Rs 119.70 crore was owed to Air India by the Prime Minister’s Office for the use of chartered flights by Prime Minister Narendra Modi.

Prime Minster Narendra Modi walks out of the airplane as he arrives at JFK airport in New York September 26, 2014, a day before his appearance at the United Nations General Assembly. REUTERS/Mohammed Jaffer-SnapsIndia

Prime Minster Narendra Modi walks out of the airplane as he arrives at JFK airport in New York September 26, 2014. Credit: Reuters/Files

New Delhi: After much delay, a bill of Rs 119.70 crore raised by Air India for eight chartered flights undertaken by Prime Minister Narendra Modi has finally been paid. This has now been revealed by the Prime Minister’s Office (PMO) on its official website.

This bill has been paid nearly a year after the last bill of Rs 147.90 crore, which covered four flights each undertaken in 2013-14 and 2014-15 by former Prime Minister Manmohan Singh and his successor Modi, was cleared.

According to RTI activist, Commodore (Retd.) Lokesh K. Batra, who had filed RTI applications, it was on January 30 that Air-India finally received the sum of Rs 119.70 crore as payment for eight chartered flights taken by the prime ministers.

Batra had filed the RTI application on August 14, 2015, asking for details of expenses incurred on air travel during foreign visits made by Prime Minister Modi and former prime ministers. Additionally, he had sought the details for the filing of ‘flight returns’, the raising of bills or invoices, clearing of bills on completion of the visit and the copy of bills.

Batra had stated that the case involved substantive public interest as the bailout amount – which reportedly was in thousands of crores – being given to Air India was drawn out of the government exchequer and was the money of the taxpayers.

In his petition, Batra had also reflected on how such delays were impacting the balance sheets and operations of Air India stating that, “the airline reported an operating loss of Rs 2,636.10 crore in 2014-15 and lags behind in the targeted financial parameters laid down in the turnaround plan drawn up in 2012 when it got a bailout package of Rs 30,000 crore.”

He had also noted that there was a need to bring reforms to achieve more transparency in settling bills from the prime minister’s foreign visits as large amounts of tax-payers money was involved in it.

In its order in the matter though, Chief Information Commissioner R.K. Mathur had earlier in January 2017 ruled that the procedure involved in calculating the cost of foreign travel by the prime minister need not be disclosed due to “important security concerns.”

However, the commission agreed that “the appellant’s motive is to improve the governance and transparency in settling the bills of the PM’s foreign/domestic visits as public money is involved. The loss of public money can add to the burden of tax-payers.”

It had also observed that “the appellant has repeatedly stressed on timely payment of bills and the institution of suitable internal guidelines to facilitate payments. He has stated that this is in public interest. The respondents have taken note of this”.

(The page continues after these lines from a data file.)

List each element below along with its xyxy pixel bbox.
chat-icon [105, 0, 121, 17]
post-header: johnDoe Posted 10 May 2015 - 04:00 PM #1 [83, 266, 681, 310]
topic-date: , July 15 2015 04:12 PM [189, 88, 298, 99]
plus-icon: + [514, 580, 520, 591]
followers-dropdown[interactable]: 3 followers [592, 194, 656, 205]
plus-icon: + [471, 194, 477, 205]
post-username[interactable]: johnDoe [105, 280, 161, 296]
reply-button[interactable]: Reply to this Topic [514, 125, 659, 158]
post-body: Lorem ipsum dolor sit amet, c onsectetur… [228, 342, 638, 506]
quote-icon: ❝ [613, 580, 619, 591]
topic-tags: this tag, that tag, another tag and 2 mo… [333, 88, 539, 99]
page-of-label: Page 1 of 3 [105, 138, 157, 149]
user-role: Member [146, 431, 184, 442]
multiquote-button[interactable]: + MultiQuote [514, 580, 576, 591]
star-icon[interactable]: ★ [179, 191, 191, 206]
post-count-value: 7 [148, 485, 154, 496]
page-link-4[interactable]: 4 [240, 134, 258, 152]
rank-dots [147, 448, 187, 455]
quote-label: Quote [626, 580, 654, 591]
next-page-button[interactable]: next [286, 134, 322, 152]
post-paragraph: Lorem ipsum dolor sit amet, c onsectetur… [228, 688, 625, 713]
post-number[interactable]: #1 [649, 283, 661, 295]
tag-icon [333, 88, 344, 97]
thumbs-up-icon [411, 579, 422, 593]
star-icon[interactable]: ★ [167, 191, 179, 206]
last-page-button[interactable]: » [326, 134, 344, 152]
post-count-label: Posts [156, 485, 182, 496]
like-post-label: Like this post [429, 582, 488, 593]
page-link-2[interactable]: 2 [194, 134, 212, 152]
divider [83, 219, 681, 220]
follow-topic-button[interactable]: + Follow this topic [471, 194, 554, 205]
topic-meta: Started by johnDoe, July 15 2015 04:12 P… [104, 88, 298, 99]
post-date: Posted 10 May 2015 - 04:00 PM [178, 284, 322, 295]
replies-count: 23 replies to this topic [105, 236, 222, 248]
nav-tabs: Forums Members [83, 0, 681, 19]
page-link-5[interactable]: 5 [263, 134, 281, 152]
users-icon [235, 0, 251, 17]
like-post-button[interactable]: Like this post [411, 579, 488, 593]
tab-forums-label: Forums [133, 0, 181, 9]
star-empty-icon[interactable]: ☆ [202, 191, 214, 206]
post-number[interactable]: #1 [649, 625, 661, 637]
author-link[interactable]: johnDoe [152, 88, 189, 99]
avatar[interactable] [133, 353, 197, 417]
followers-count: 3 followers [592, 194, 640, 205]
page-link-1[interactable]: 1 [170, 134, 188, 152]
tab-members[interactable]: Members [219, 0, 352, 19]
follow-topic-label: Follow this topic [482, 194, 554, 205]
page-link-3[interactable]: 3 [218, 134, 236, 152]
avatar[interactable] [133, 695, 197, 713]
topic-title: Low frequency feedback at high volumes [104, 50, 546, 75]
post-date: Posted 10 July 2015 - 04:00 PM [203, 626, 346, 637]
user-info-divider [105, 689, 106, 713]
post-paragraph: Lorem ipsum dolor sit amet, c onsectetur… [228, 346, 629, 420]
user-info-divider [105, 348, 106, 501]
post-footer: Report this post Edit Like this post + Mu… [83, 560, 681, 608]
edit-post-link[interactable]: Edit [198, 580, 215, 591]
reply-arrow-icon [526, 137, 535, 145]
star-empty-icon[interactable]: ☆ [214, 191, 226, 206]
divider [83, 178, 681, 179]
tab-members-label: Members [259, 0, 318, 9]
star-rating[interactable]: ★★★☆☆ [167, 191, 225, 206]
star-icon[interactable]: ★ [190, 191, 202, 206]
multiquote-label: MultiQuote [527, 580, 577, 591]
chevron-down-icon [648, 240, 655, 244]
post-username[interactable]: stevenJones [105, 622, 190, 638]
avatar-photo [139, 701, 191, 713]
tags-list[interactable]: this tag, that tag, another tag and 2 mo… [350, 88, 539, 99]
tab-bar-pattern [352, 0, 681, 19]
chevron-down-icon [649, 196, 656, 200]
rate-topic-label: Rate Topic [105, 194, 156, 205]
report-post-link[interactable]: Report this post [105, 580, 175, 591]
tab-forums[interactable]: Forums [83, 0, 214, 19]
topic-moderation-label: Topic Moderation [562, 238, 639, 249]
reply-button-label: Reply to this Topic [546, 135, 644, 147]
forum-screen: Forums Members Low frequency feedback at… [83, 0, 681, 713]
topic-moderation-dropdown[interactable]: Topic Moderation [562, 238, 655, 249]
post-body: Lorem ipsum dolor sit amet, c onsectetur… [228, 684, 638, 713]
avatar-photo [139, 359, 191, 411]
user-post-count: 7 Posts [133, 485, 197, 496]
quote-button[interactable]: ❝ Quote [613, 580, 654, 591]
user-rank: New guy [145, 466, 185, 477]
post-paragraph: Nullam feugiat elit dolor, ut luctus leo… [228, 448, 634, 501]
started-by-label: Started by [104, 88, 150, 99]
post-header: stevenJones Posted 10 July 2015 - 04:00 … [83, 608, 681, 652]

Batra said on September 12, 2016, the PMO website had uploaded information that eight bills had been paid but later changed their status saying they were still “under process”.

He hoped that finally the public authorities will “institute suitable norms and guidelines to facilitate expeditious clearance of chartered flights bills as the issue is directly concerned to tax-payers money.”